Aku berjalan menyisiri sawah yang terbentang di sepanjang perjalanan kulihat seluruh tanaman bergerak pasrah kekanan dan kiri di tiup oleh hembusan angin pagi, perlahan tapi pasti aku hampir tiba disekolah, kulirik jam tanganku 07.00 pagi, tak akan ku biarkan aku masuk ke ruang BK dua kali. Aku bukan keledai. Ketika aku masuk kedalam kelas kulihat seorang anak perempuan seumuran denganku tapi aku tak mengenali wajahnya, dia tampak asyik membaca buku. Mungkin kaget mendengar suara langkah kakiku, sekilas dia menatapku dengan terseyum ketika masuk kelas. Hanya satu detik, tapi senyumnya mampu membuat jantungku berdetak tidak karuan, ingin sekali ku menyapanya tapi aku malu. Mau tapi malu. Aku urungkan niatku untuk menyapanya, setelah meletakkan tas dikursi aku segera pergi dari kelas menuju kantin. “Teh Karnati, uduk dong siji” pintaku pada teh Karnati yang merupakan penjual uduk legendaris sekolah kami, dengan sigap teh Karnati menyiapkan uduk. “Nih uduknya Jindan” kata teh Karnati sambil menyuguhkan piring berisi nasi uduk. Hemmm bau khas nasi uduk yang mengepul membuat jakunku turun naik.

Kusantap nasi udukku dengan lahap, kali ini aku tak ingin sarapan di rumah mengingat kejadian kemarin. Aku harus berangkat pagi. Setelah selesai menyantap nasi uduk, pikiranku kembali pada gadis dikelas tadi, siapa dia ?, aku tidak mengenal wajahnya apa mungkin dia salah kelas, tidak mungkin, jangan-jangan dia anak baru. Aku kembali kekelas kulihat gadis tadi sedang berbicara dengan Denda yang berada disampingnya, mendengar suara langkah kaki ku mereka berdua menengok kearahku, “tumben lu Dan datang pagi” kata Denda dengan suara setengah kaget, “gua telat juga karena ada alasannya, gara-gara bantuin orangtua” jawabku defensif, “oh ya Dan kenalin ini temen baru kita dikelas ini namanya Aysel, dia temen gua kecil loh di Bandung” kata Denda sambil menepuk pundak Aysel. Aysel, indah juga namanya. “Aku Aysel, pindahan dari SMP 01 Bandung salam kenal” kata Aysel dengan suaranya yang lembut. “Oh ya, aku Jindan semoga betah ya di kelas ini” kataku dengan malu-malu.
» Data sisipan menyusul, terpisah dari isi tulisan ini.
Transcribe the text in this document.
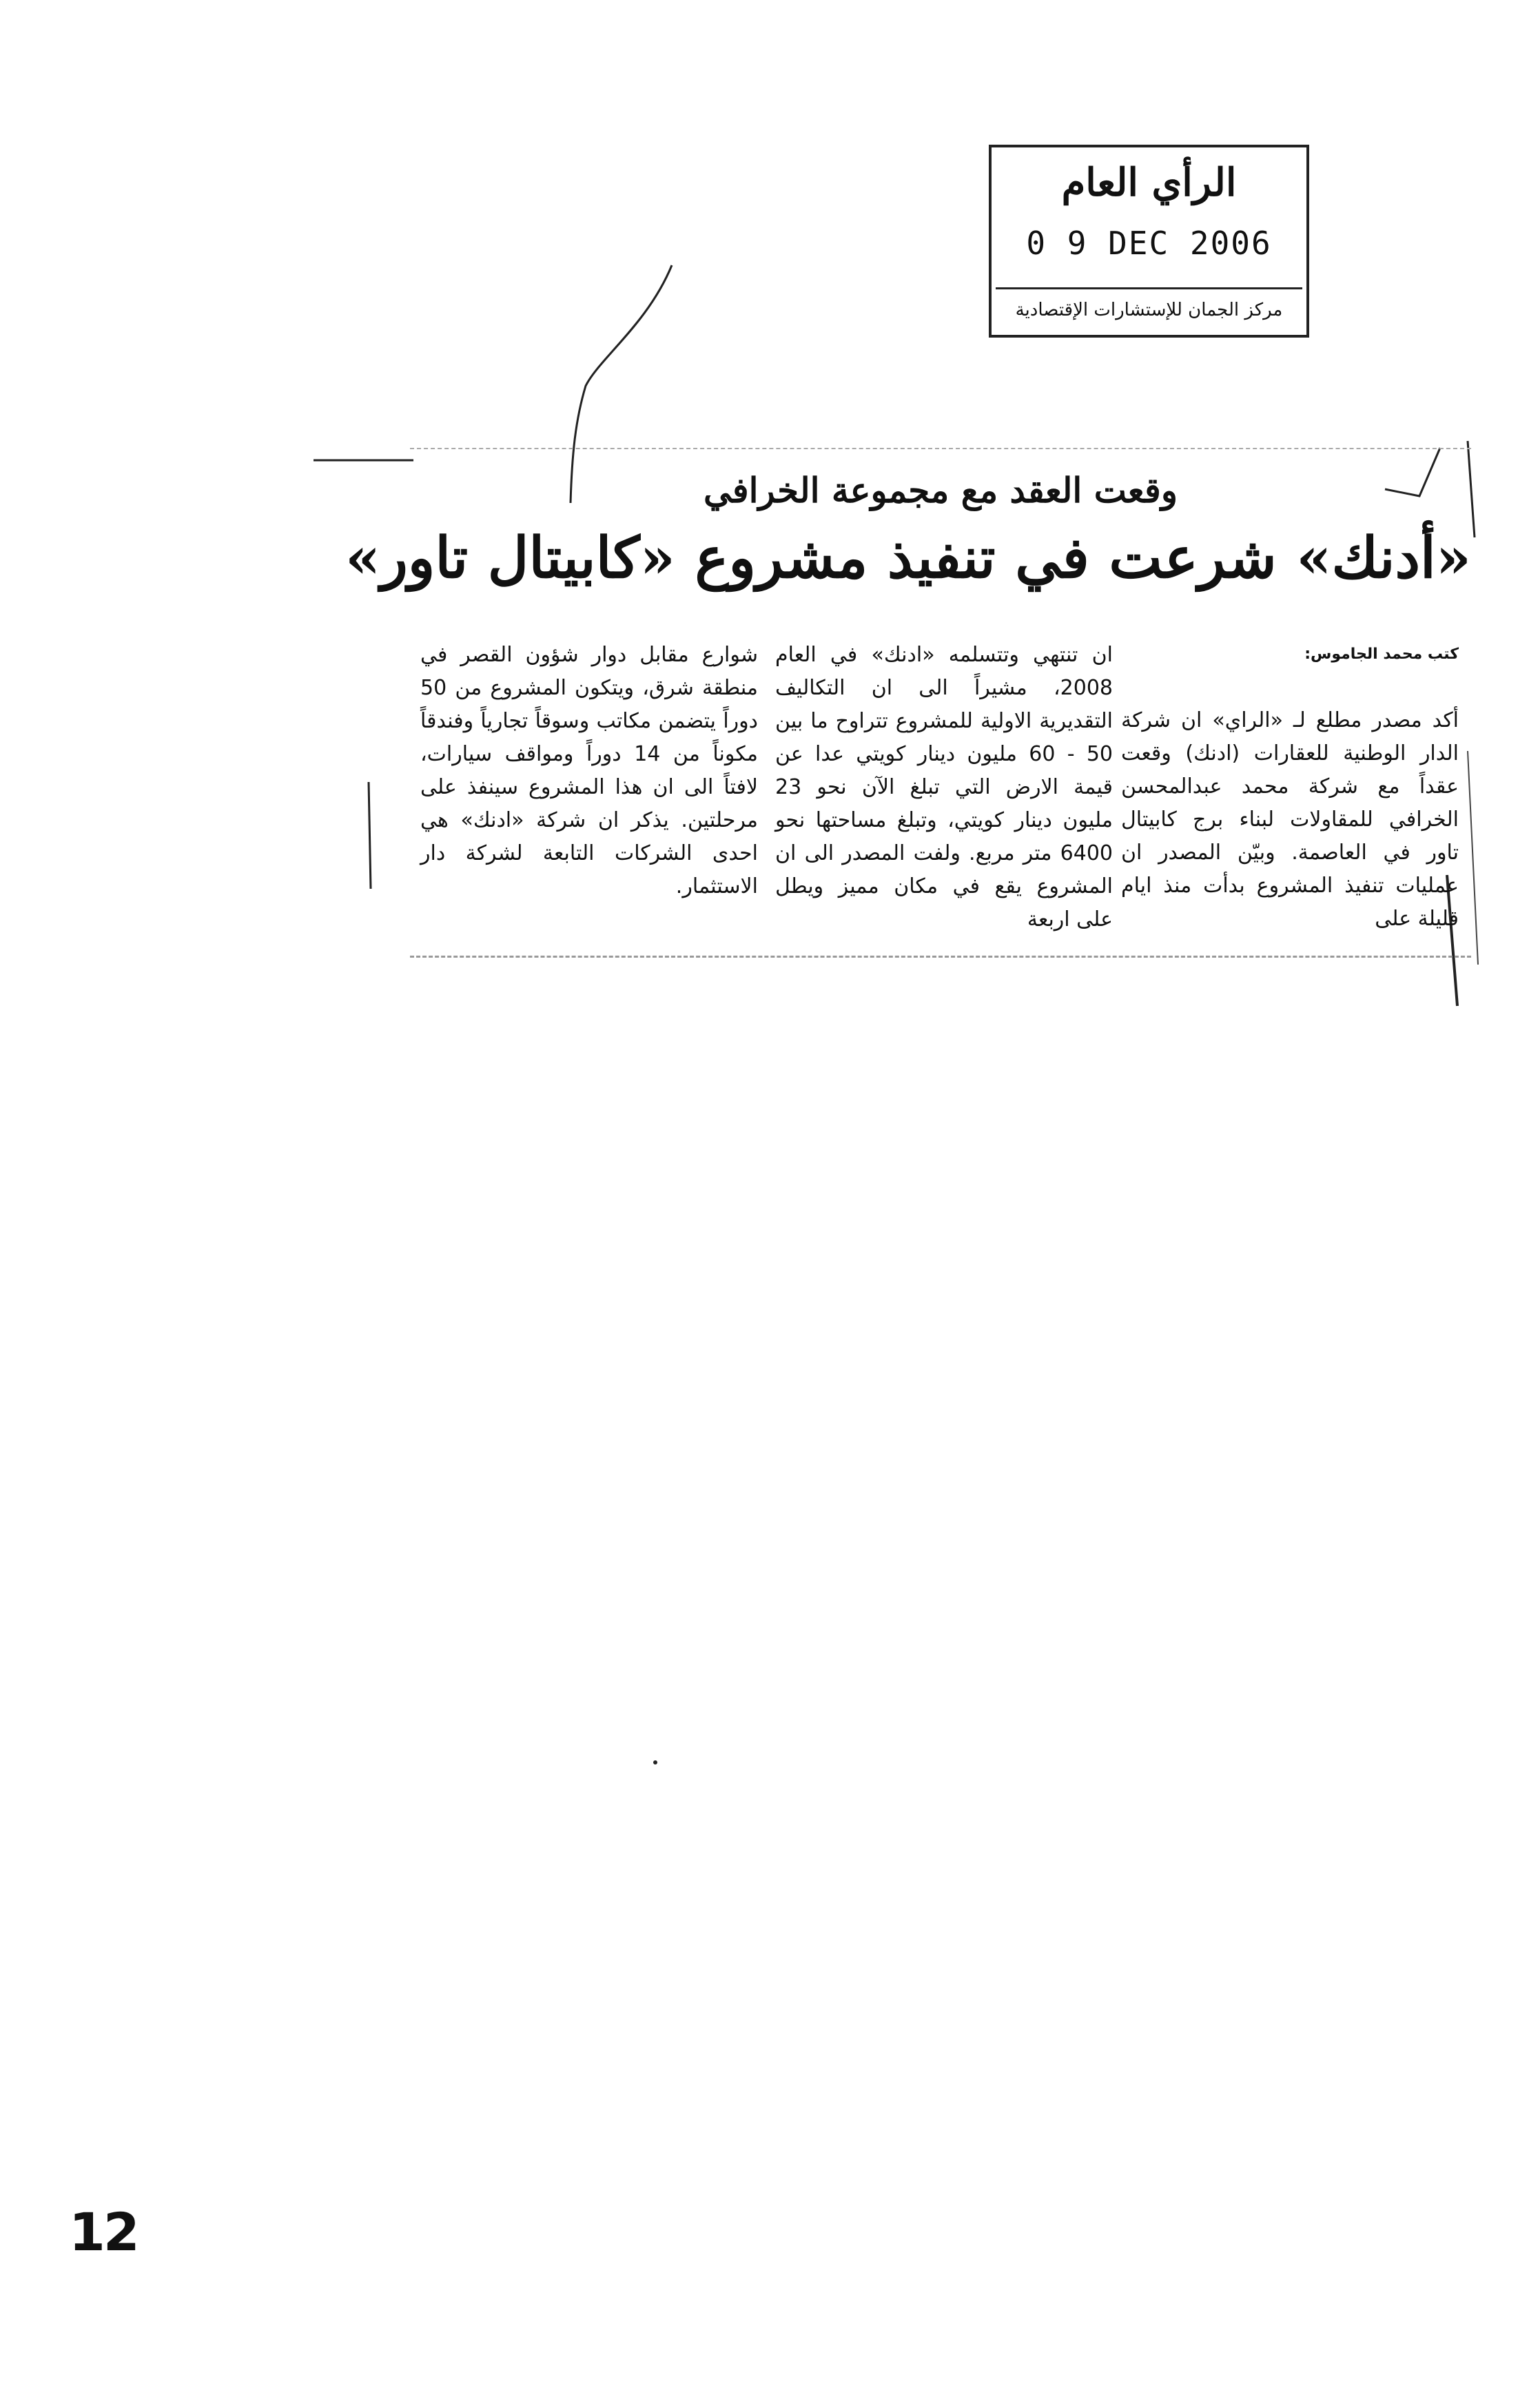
الرأي العام
0 9 DEC 2006
مركز الجمان للإستشارات الإقتصادية
وقعت العقد مع مجموعة الخرافي
«أدنك» شرعت في تنفيذ مشروع «كابيتال تاور»
كتب محمد الجاموس:

أكد مصدر مطلع لـ «الراي» ان شركة الدار الوطنية للعقارات (ادنك) وقعت عقداً مع شركة محمد عبدالمحسن الخرافي للمقاولات لبناء برج كابيتال تاور في العاصمة. وبيّن المصدر ان عمليات تنفيذ المشروع بدأت منذ ايام قليلة على

ان تنتهي وتتسلمه «ادنك» في العام 2008، مشيراً الى ان التكاليف التقديرية الاولية للمشروع تتراوح ما بين 50 - 60 مليون دينار كويتي عدا عن قيمة الارض التي تبلغ الآن نحو 23 مليون دينار كويتي، وتبلغ مساحتها نحو 6400 متر مربع. ولفت المصدر الى ان المشروع يقع في مكان مميز ويطل على اربعة

شوارع مقابل دوار شؤون القصر في منطقة شرق، ويتكون المشروع من 50 دوراً يتضمن مكاتب وسوقاً تجارياً وفندقاً مكوناً من 14 دوراً ومواقف سيارات، لافتاً الى ان هذا المشروع سينفذ على مرحلتين. يذكر ان شركة «ادنك» هي احدى الشركات التابعة لشركة دار الاستثمار.

12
Waktu menunjukan pukul 07.30, ku lihat dari luar jendela kedua temanku Erlan dan Dian berlari seperti di kejar anjing. “Yes akhirnya sampai juga” kata mereka berdua sambil mengepalkan tangan ke atas. “Huuuu masih datang siang aja” kataku sambil mengejek mereka berdua, “yang penting kami tidak telat hahaha” jawab Dian sambil tertawa.

Treeeeeeeng, bel sekolah berbunyi. Ku dengar suara langkah kaki dari seberang kelas, tiap suara langkahnya mencekam dan membuat bulu kuduk merinding. “Ini suara langkah kaki pak Abay” kata Mustofa teman disebelahku yang panik. Kulihat sosok tinggi tegap sedang berdiri di depan pintu kelas, matanya yang tajam seperti elang sedang memperhatikan kami satu persatu, tiba-tiba sekilas terbersit senyum dari wajahnya. “Pak Abay tersenyum, kok bisa yah ?” tanya Dian sambil menggeleng-gelengkan kepala. “Selamat pagi anak-anak” salam pak Abay dengan suara baritonnya yang menggema, “hari ini bapak ingin memperkenalkan murid baru di sekolah ini” kata pak Abay sambil melirik dan menyuruh Aysel untuk berdiri kedepan.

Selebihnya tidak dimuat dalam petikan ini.